I say this after keeping a journal almost daily for over 62 years. (I started very, very early because it was important to me to note down what I saw, and because my mother liked that I was occupied.)

In my last post I talked about not worrying or stressing if everything on a page spread went together. The important thing is to keep sketching and observing.

You can thumb through your book when it’s filled or at the end of the week, and look at what connections your subconscious and conscious mind are making.

In the meantime keep in the flow.

The most important reason to do this is that your internal critic, if you have one and he’s vocal, won’t be able to get a word in edgewise.

If he tries to attack your pages as “sucky” you can wave him off with a good natured nod.

You know what you set your intention to. You know that you wanted to observe and note things. You know that you wanted to test out a new brush pen, or work on your color mixing. You know so many more things than he can ever know about what you intended to do. He doesn’t have the information to tell you your work is sucky.

Intention is your armor against him. That and the pages and pages of evidence that you have been following through on your goals.

If you’ve just finished a particularly “rough” page and your internal critic pipes up about how sucky it is, or awful, boring, dull—whatever he likes to stick you with do this:

Physically SMILE and say (silently or aloud, your choice) what your intention was and how happy you are that you got x, y, and z accomplished. (X, y, and z being SPECIFIC things in your sketch or page layout that you really like and can savor.)

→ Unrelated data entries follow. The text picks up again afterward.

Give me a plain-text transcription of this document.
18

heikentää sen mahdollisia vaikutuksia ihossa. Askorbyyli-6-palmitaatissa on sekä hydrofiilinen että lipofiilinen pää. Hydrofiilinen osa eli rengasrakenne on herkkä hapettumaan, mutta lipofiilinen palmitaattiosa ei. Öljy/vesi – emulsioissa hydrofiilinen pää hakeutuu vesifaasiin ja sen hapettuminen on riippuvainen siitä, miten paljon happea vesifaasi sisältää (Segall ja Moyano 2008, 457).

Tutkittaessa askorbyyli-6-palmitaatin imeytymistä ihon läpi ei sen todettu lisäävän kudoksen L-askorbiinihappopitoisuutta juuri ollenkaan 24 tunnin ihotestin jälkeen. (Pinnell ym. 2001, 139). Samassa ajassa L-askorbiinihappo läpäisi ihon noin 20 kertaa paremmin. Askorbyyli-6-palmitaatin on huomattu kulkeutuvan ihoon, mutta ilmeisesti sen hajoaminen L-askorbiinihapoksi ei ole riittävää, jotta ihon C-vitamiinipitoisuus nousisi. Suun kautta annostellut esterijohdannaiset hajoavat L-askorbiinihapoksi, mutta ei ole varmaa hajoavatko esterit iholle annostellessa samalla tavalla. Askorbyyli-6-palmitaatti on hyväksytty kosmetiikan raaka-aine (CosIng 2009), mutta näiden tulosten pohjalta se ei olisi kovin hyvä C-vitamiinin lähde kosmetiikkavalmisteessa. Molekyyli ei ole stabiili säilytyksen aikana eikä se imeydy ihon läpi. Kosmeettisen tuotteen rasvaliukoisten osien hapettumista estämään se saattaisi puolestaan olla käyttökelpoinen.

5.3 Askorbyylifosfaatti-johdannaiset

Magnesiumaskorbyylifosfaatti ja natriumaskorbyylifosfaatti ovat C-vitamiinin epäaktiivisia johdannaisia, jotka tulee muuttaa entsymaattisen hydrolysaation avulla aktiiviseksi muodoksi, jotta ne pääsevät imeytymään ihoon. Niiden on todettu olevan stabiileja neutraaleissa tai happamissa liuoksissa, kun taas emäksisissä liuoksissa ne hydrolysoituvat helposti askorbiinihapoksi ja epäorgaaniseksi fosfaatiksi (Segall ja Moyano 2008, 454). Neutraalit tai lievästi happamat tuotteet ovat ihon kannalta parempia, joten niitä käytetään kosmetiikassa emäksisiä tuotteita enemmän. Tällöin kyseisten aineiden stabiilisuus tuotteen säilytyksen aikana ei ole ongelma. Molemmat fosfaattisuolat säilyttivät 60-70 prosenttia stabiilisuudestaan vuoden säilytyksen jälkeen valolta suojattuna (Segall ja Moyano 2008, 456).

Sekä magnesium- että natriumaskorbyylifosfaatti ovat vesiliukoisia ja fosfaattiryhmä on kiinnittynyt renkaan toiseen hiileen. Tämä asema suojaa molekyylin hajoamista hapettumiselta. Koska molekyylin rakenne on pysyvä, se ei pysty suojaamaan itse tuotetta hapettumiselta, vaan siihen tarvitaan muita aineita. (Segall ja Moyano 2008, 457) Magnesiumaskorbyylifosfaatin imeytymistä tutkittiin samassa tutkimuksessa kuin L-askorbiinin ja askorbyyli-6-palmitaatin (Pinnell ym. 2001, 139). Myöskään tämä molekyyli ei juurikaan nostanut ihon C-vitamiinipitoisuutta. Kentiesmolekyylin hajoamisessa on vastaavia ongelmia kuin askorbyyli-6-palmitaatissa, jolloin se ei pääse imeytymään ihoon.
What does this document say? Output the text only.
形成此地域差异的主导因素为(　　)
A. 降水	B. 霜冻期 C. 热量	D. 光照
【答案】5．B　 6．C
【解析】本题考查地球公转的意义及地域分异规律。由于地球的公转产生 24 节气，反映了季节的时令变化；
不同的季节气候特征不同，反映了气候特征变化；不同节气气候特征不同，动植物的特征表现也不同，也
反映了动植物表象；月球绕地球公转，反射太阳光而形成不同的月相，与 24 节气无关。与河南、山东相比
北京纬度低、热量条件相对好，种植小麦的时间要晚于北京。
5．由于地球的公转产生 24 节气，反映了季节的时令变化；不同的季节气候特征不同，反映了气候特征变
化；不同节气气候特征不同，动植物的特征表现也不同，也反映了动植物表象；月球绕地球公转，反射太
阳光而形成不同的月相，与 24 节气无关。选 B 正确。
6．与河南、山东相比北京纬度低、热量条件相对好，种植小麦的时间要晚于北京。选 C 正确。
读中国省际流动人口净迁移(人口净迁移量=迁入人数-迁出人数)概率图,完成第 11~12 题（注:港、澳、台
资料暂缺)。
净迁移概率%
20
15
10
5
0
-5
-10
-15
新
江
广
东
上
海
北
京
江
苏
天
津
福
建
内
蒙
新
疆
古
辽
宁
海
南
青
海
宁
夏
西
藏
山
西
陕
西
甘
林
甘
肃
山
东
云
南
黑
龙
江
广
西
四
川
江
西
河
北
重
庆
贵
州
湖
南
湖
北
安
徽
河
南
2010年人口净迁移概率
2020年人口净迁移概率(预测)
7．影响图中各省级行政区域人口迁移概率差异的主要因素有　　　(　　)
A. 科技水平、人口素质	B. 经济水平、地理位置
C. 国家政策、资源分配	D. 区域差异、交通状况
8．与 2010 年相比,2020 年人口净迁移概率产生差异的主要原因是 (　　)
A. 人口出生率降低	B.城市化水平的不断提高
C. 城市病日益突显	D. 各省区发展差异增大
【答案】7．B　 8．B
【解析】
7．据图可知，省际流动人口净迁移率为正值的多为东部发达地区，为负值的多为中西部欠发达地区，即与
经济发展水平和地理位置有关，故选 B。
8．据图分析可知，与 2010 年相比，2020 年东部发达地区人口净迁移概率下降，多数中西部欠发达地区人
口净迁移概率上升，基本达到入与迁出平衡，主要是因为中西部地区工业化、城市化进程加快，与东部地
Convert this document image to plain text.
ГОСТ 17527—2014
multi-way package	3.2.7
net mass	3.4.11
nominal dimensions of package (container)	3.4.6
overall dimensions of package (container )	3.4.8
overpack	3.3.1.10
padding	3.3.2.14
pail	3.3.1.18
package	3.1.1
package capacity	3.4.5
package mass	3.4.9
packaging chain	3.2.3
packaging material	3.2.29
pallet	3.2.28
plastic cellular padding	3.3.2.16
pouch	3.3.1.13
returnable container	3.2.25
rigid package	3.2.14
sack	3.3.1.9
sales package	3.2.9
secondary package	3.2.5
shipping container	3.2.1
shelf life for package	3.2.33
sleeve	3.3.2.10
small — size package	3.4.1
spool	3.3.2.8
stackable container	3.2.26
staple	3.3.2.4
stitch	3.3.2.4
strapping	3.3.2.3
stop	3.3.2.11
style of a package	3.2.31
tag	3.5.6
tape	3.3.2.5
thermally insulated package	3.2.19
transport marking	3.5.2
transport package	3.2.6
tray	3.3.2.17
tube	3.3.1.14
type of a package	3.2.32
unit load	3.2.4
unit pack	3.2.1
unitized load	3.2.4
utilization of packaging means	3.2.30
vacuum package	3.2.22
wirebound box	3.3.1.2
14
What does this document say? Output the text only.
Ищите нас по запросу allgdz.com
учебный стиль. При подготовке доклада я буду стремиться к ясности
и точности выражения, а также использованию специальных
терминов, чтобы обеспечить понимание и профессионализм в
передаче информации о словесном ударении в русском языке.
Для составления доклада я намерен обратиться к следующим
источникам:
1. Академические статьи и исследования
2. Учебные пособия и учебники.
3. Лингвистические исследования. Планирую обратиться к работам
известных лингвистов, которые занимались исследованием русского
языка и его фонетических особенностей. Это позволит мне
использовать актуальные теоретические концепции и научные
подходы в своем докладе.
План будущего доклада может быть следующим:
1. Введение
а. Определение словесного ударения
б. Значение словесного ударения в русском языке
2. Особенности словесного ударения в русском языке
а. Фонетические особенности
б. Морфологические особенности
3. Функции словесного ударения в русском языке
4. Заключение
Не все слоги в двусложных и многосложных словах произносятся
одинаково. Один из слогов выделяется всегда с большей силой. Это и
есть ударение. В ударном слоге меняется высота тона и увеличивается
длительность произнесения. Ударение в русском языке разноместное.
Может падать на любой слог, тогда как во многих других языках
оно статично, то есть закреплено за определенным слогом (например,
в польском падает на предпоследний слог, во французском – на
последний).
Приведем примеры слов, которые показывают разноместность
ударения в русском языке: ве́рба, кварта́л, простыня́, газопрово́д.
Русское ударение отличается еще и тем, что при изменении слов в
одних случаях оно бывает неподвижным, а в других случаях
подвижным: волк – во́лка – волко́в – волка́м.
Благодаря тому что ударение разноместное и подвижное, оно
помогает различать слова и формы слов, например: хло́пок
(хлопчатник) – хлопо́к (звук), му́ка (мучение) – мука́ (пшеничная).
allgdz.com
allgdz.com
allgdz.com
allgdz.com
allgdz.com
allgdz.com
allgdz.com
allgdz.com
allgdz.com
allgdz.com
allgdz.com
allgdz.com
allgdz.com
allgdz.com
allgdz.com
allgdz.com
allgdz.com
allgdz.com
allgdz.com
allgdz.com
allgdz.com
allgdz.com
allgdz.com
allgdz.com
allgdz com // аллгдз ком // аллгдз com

Your Editing Eye will help you find these things to savor the more you work and hone your skills. There is always at least one line, one dot of stubble you can enjoy and build on for next time. You Editing Eye will always talk to you in specifics that you can work on to change.

There isn’t much you can do to move off the block of “sucky” but if you look at your sketch and see that you needed more white space here, or less line pressure there, or that your angles around the eyes are off and you lost the likeness, well ALL those specific things can be worked on, whether it means you just have to slow down and work more carefully or that you have to take a class to understand color theory. 

Thinking and talking to yourself about your art in this positive way, which brings specific change, will allow you to keep working and keep making pages. And productivity is the quickest way to reach your goals.

Practice is the only path forward.

Which brings us back to the value of productivity. See how that works?

Start thinking and talking about your work in a different way. 

Be productive.

Productivity matters not because you’re practicing and producing more and more “pretty” pages.

Productivity matters because you are learning a whole new definition of what “pretty” is, within the context of learning and expanding your skills.